Sonuçta Tokat Valiliği’nin Web site yapımcısı Sayın Gülay Gürkök’ten, yazılarımın Sayın Vali tarafından okunduğunu öğrenmiştim.

***

Aslında sokak hayvanlarıyla ilgili çözüm önerim, zaten var olan ama gereği gibi uygulanmayan bir yasanın uygulanmasını istemekti. Yazının o bölümü aynen şöyleydi:

 

13.07.2005 tarih ve 5393 sayılı Belediyeler Yasası’nın 14. maddesinde sayılan “Belediyenin Görevleri” ve 5199 Sayılı Hayvanları Koruma Kanunu’nun 6. maddesinde belirtilen hususlar bu konudaki sorumluluğu Belediye’ye yüklemektedir.

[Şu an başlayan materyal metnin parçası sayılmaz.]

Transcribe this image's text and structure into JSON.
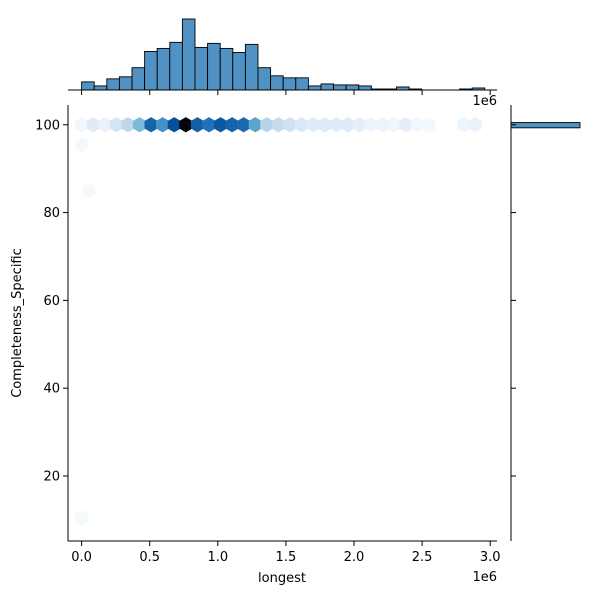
{
  "chart_data": [
    {
      "type": "heatmap",
      "subtype": "hexbin",
      "xlabel": "longest",
      "ylabel": "Completeness_Specific",
      "x_offset_label": "1e6",
      "xlim": [
        -0.1,
        3.05
      ],
      "ylim": [
        5.2,
        104.5
      ],
      "xticks": [
        0.0,
        0.5,
        1.0,
        1.5,
        2.0,
        2.5,
        3.0
      ],
      "xtick_labels": [
        "0.0",
        "0.5",
        "1.0",
        "1.5",
        "2.0",
        "2.5",
        "3.0"
      ],
      "yticks": [
        20,
        40,
        60,
        80,
        100
      ],
      "ytick_labels": [
        "20",
        "40",
        "60",
        "80",
        "100"
      ],
      "cmap": "Blues",
      "grid": false,
      "hexbins": [
        {
          "x": 0.0,
          "y": 100,
          "d": 0.03
        },
        {
          "x": 0.085,
          "y": 100,
          "d": 0.12
        },
        {
          "x": 0.17,
          "y": 100,
          "d": 0.07
        },
        {
          "x": 0.255,
          "y": 100,
          "d": 0.18
        },
        {
          "x": 0.34,
          "y": 100,
          "d": 0.28
        },
        {
          "x": 0.425,
          "y": 100,
          "d": 0.45
        },
        {
          "x": 0.51,
          "y": 100,
          "d": 0.8
        },
        {
          "x": 0.595,
          "y": 100,
          "d": 0.62
        },
        {
          "x": 0.68,
          "y": 100,
          "d": 0.88
        },
        {
          "x": 0.765,
          "y": 100,
          "d": 1.0
        },
        {
          "x": 0.85,
          "y": 100,
          "d": 0.82
        },
        {
          "x": 0.935,
          "y": 100,
          "d": 0.75
        },
        {
          "x": 1.02,
          "y": 100,
          "d": 0.85
        },
        {
          "x": 1.105,
          "y": 100,
          "d": 0.8
        },
        {
          "x": 1.19,
          "y": 100,
          "d": 0.78
        },
        {
          "x": 1.275,
          "y": 100,
          "d": 0.55
        },
        {
          "x": 1.36,
          "y": 100,
          "d": 0.3
        },
        {
          "x": 1.445,
          "y": 100,
          "d": 0.25
        },
        {
          "x": 1.53,
          "y": 100,
          "d": 0.2
        },
        {
          "x": 1.615,
          "y": 100,
          "d": 0.15
        },
        {
          "x": 1.7,
          "y": 100,
          "d": 0.12
        },
        {
          "x": 1.785,
          "y": 100,
          "d": 0.13
        },
        {
          "x": 1.87,
          "y": 100,
          "d": 0.12
        },
        {
          "x": 1.955,
          "y": 100,
          "d": 0.13
        },
        {
          "x": 2.04,
          "y": 100,
          "d": 0.1
        },
        {
          "x": 2.125,
          "y": 100,
          "d": 0.05
        },
        {
          "x": 2.21,
          "y": 100,
          "d": 0.06
        },
        {
          "x": 2.295,
          "y": 100,
          "d": 0.04
        },
        {
          "x": 2.38,
          "y": 100,
          "d": 0.09
        },
        {
          "x": 2.465,
          "y": 100,
          "d": 0.03
        },
        {
          "x": 2.55,
          "y": 100,
          "d": 0.02
        },
        {
          "x": 2.805,
          "y": 100,
          "d": 0.05
        },
        {
          "x": 2.89,
          "y": 100,
          "d": 0.07
        },
        {
          "x": 0.0,
          "y": 95.5,
          "d": 0.015
        },
        {
          "x": 0.05,
          "y": 85,
          "d": 0.015
        },
        {
          "x": 0.0,
          "y": 10.5,
          "d": 0.015
        }
      ]
    },
    {
      "type": "bar",
      "subtype": "histogram",
      "position": "top-marginal",
      "bin_start": 0.0,
      "bin_width": 0.0925,
      "counts": [
        8,
        4,
        11,
        13,
        22,
        38,
        41,
        47,
        70,
        42,
        46,
        41,
        37,
        45,
        22,
        14,
        12,
        12,
        4,
        6,
        5,
        5,
        4,
        1,
        1,
        3,
        1,
        0,
        0,
        0,
        1,
        2
      ],
      "ylim": [
        0,
        70
      ]
    },
    {
      "type": "bar",
      "subtype": "histogram",
      "position": "right-marginal",
      "orientation": "horizontal",
      "bins": [
        {
          "y0": 99.3,
          "y1": 100.5,
          "count": 1
        }
      ],
      "xlim": [
        0,
        1
      ]
    }
  ]
}
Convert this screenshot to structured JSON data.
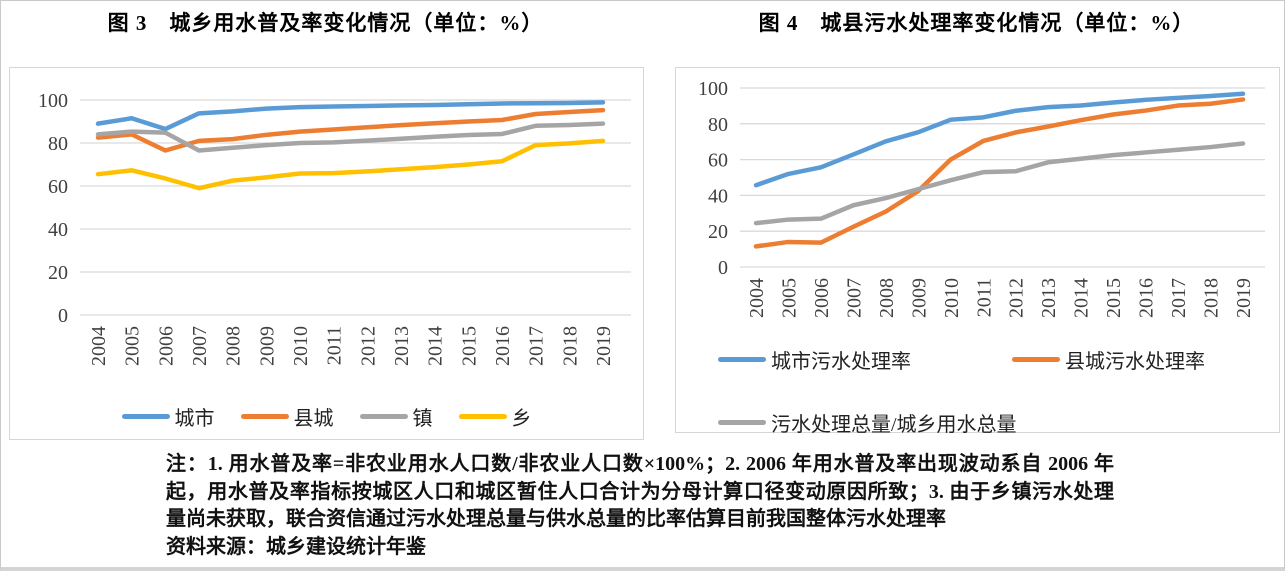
{
  "chart_data": [
    {
      "type": "line",
      "title": "图 3　城乡用水普及率变化情况（单位：%）",
      "x": [
        "2004",
        "2005",
        "2006",
        "2007",
        "2008",
        "2009",
        "2010",
        "2011",
        "2012",
        "2013",
        "2014",
        "2015",
        "2016",
        "2017",
        "2018",
        "2019"
      ],
      "xlabel": "",
      "ylabel": "",
      "ylim": [
        0,
        100
      ],
      "yticks": [
        0,
        20,
        40,
        60,
        80,
        100
      ],
      "grid": true,
      "legend_position": "bottom-center-row",
      "series": [
        {
          "name": "城市",
          "color": "#5B9BD5",
          "values": [
            89,
            91.5,
            86.5,
            93.8,
            94.7,
            96,
            96.7,
            97,
            97.2,
            97.5,
            97.7,
            98,
            98.4,
            98.5,
            98.6,
            98.9
          ]
        },
        {
          "name": "县城",
          "color": "#ED7D31",
          "values": [
            82.5,
            84,
            76.5,
            81,
            81.8,
            83.8,
            85.3,
            86.3,
            87.3,
            88.3,
            89.2,
            90,
            90.7,
            93.5,
            94.4,
            95.3
          ]
        },
        {
          "name": "镇",
          "color": "#A5A5A5",
          "values": [
            84,
            85.3,
            84.8,
            76.5,
            77.8,
            79,
            80,
            80.3,
            81.1,
            82,
            82.9,
            83.7,
            84.2,
            88,
            88.4,
            89
          ]
        },
        {
          "name": "乡",
          "color": "#FFC000",
          "values": [
            65.5,
            67.3,
            63.5,
            59,
            62.5,
            64,
            65.8,
            66,
            66.8,
            67.8,
            68.8,
            70,
            71.5,
            79,
            79.8,
            81
          ]
        }
      ]
    },
    {
      "type": "line",
      "title": "图 4　城县污水处理率变化情况（单位：%）",
      "x": [
        "2004",
        "2005",
        "2006",
        "2007",
        "2008",
        "2009",
        "2010",
        "2011",
        "2012",
        "2013",
        "2014",
        "2015",
        "2016",
        "2017",
        "2018",
        "2019"
      ],
      "xlabel": "",
      "ylabel": "",
      "ylim": [
        0,
        100
      ],
      "yticks": [
        0,
        20,
        40,
        60,
        80,
        100
      ],
      "grid": true,
      "legend_position": "bottom-two-rows",
      "legend_rows": [
        [
          0,
          1
        ],
        [
          2
        ]
      ],
      "series": [
        {
          "name": "城市污水处理率",
          "color": "#5B9BD5",
          "values": [
            45.7,
            52,
            55.7,
            62.9,
            70.2,
            75.3,
            82.3,
            83.6,
            87.3,
            89.3,
            90.2,
            91.9,
            93.4,
            94.5,
            95.5,
            96.8
          ]
        },
        {
          "name": "县城污水处理率",
          "color": "#ED7D31",
          "values": [
            11.5,
            14,
            13.6,
            22.5,
            31,
            42.5,
            60.1,
            70.4,
            75.2,
            78.5,
            82,
            85.2,
            87.4,
            90.2,
            91.2,
            93.6
          ]
        },
        {
          "name": "污水处理总量/城乡用水总量",
          "color": "#A5A5A5",
          "values": [
            24.5,
            26.5,
            27,
            34.5,
            38.5,
            43.5,
            48.5,
            53,
            53.5,
            58.5,
            60.5,
            62.5,
            64,
            65.5,
            67,
            69
          ]
        }
      ]
    }
  ],
  "note": {
    "lines": [
      "注：1. 用水普及率=非农业用水人口数/非农业人口数×100%；2. 2006 年用水普及率出现波动系自 2006 年",
      "起，用水普及率指标按城区人口和城区暂住人口合计为分母计算口径变动原因所致；3. 由于乡镇污水处理",
      "量尚未获取，联合资信通过污水处理总量与供水总量的比率估算目前我国整体污水处理率",
      "资料来源：城乡建设统计年鉴"
    ]
  },
  "colors": {
    "series_blue": "#5B9BD5",
    "series_orange": "#ED7D31",
    "series_gray": "#A5A5A5",
    "series_yellow": "#FFC000",
    "gridline": "#D9D9D9",
    "box_border": "#D6D6D6",
    "page_border": "#C9C9C9",
    "axis_text": "#404040"
  }
}
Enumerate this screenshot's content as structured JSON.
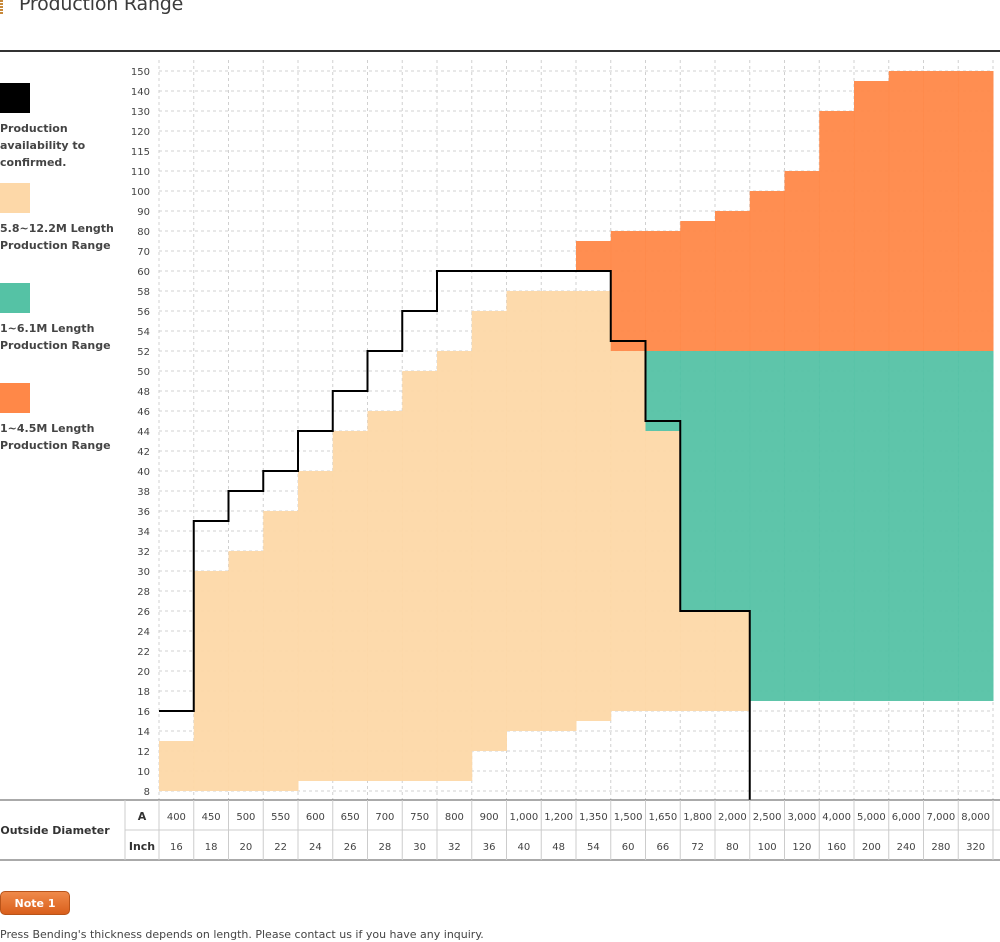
{
  "title": "Production Range",
  "legend": [
    {
      "label": "Production availability to confirmed.",
      "color": "#000000"
    },
    {
      "label": "5.8~12.2M Length Production Range",
      "color": "#fdd8a8"
    },
    {
      "label": "1~6.1M Length Production Range",
      "color": "#55c2a5"
    },
    {
      "label": "1~4.5M Length Production Range",
      "color": "#ff8848"
    }
  ],
  "chart_data": {
    "type": "bar",
    "title": "Production Range",
    "xlabel": "Outside Diameter",
    "ylabel": "",
    "y_ticks": [
      8,
      10,
      12,
      14,
      16,
      18,
      20,
      22,
      24,
      26,
      28,
      30,
      32,
      34,
      36,
      38,
      40,
      42,
      44,
      46,
      48,
      50,
      52,
      54,
      56,
      58,
      60,
      70,
      80,
      90,
      100,
      110,
      115,
      120,
      130,
      140,
      150
    ],
    "categories_A": [
      "400",
      "450",
      "500",
      "550",
      "600",
      "650",
      "700",
      "750",
      "800",
      "900",
      "1,000",
      "1,200",
      "1,350",
      "1,500",
      "1,650",
      "1,800",
      "2,000",
      "2,500",
      "3,000",
      "4,000",
      "5,000",
      "6,000",
      "7,000",
      "8,000"
    ],
    "categories_inch": [
      "16",
      "18",
      "20",
      "22",
      "24",
      "26",
      "28",
      "30",
      "32",
      "36",
      "40",
      "48",
      "54",
      "60",
      "66",
      "72",
      "80",
      "100",
      "120",
      "160",
      "200",
      "240",
      "280",
      "320"
    ],
    "row_labels": {
      "a": "A",
      "inch": "Inch"
    },
    "series": [
      {
        "name": "5.8~12.2M Length Production Range",
        "color": "#fdd8a8",
        "low": [
          8,
          8,
          8,
          8,
          9,
          9,
          9,
          9,
          9,
          12,
          14,
          14,
          15,
          16,
          16,
          16,
          16,
          null,
          null,
          null,
          null,
          null,
          null,
          null
        ],
        "high": [
          13,
          30,
          32,
          36,
          40,
          44,
          46,
          50,
          52,
          56,
          58,
          58,
          58,
          52,
          44,
          26,
          26,
          null,
          null,
          null,
          null,
          null,
          null,
          null
        ]
      },
      {
        "name": "1~6.1M Length Production Range",
        "color": "#55c2a5",
        "low": [
          null,
          null,
          null,
          null,
          null,
          null,
          null,
          null,
          null,
          null,
          null,
          null,
          null,
          null,
          null,
          null,
          null,
          17,
          17,
          17,
          17,
          17,
          17,
          17
        ],
        "high": [
          null,
          null,
          null,
          null,
          null,
          null,
          null,
          null,
          null,
          null,
          null,
          null,
          null,
          null,
          null,
          null,
          null,
          52,
          52,
          52,
          52,
          52,
          52,
          52
        ],
        "extra_low": [
          null,
          null,
          null,
          null,
          null,
          null,
          null,
          null,
          null,
          null,
          null,
          null,
          null,
          null,
          44,
          17,
          17,
          null,
          null,
          null,
          null,
          null,
          null,
          null
        ]
      },
      {
        "name": "1~4.5M Length Production Range",
        "color": "#ff8848",
        "low": [
          null,
          null,
          null,
          null,
          null,
          null,
          null,
          null,
          null,
          null,
          null,
          null,
          60,
          52,
          52,
          52,
          52,
          52,
          52,
          52,
          52,
          52,
          52,
          52
        ],
        "high": [
          null,
          null,
          null,
          null,
          null,
          null,
          null,
          null,
          null,
          null,
          null,
          null,
          75,
          80,
          80,
          85,
          90,
          100,
          110,
          130,
          145,
          150,
          150,
          150
        ]
      }
    ],
    "boundary_line": {
      "name": "Production availability to confirmed.",
      "color": "#000000",
      "points": [
        [
          0,
          16
        ],
        [
          1,
          16
        ],
        [
          1,
          35
        ],
        [
          2,
          35
        ],
        [
          2,
          38
        ],
        [
          3,
          38
        ],
        [
          3,
          40
        ],
        [
          4,
          40
        ],
        [
          4,
          44
        ],
        [
          5,
          44
        ],
        [
          5,
          48
        ],
        [
          6,
          48
        ],
        [
          6,
          52
        ],
        [
          7,
          52
        ],
        [
          7,
          56
        ],
        [
          8,
          56
        ],
        [
          8,
          60
        ],
        [
          13,
          60
        ],
        [
          13,
          53
        ],
        [
          14,
          53
        ],
        [
          14,
          45
        ],
        [
          15,
          45
        ],
        [
          15,
          26
        ],
        [
          17,
          26
        ],
        [
          17,
          7
        ]
      ]
    }
  },
  "note": {
    "button_label": "Note 1",
    "text": "Press Bending's thickness depends on length. Please contact us if you have any inquiry."
  }
}
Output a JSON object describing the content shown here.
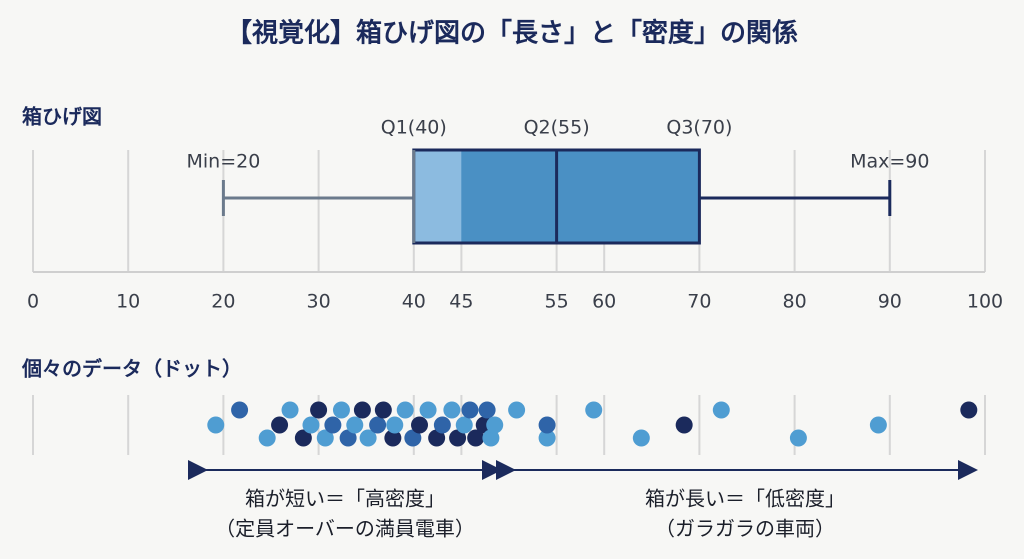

Yasa yapılacak işi açıkça belirtmiş: “Sahipsiz veya güçten düşmüş hayvanların en hızlı şekilde yerel yönetimlerce kurulan veya izin verilen hayvan bakımevlerine götürülmesi zorunludur. Bu hayvanların öncelikle söz konusu merkezlerde oluşturulacak müşahede yerlerinde tutulması sağlanır. Müşahede yerlerinde kısırlaştırılan, aşılanan ve rehabilite edilen hayvanların kaydedildikten sonra öncelikle alındıkları ortama bırakılmaları esastır.”

Yasa böyle demiş de, gerçek nedir?

Gerçek, bu bakımevlerinin –en yalın bir söylemle- amaçlarına hizmet etmekten çok uzak olduğudur. Genelde çevresi tel örgüyle çevrili nazi toplama kamplarına benzeyen bu yerlerin, bırakın bir veteriner hekimi, sadece orada görevli bir bakıcıları bile yoktur. Bir temizlik işçisi arada sırada et kesim evlerinin artıklarını oraya atar, o kadar!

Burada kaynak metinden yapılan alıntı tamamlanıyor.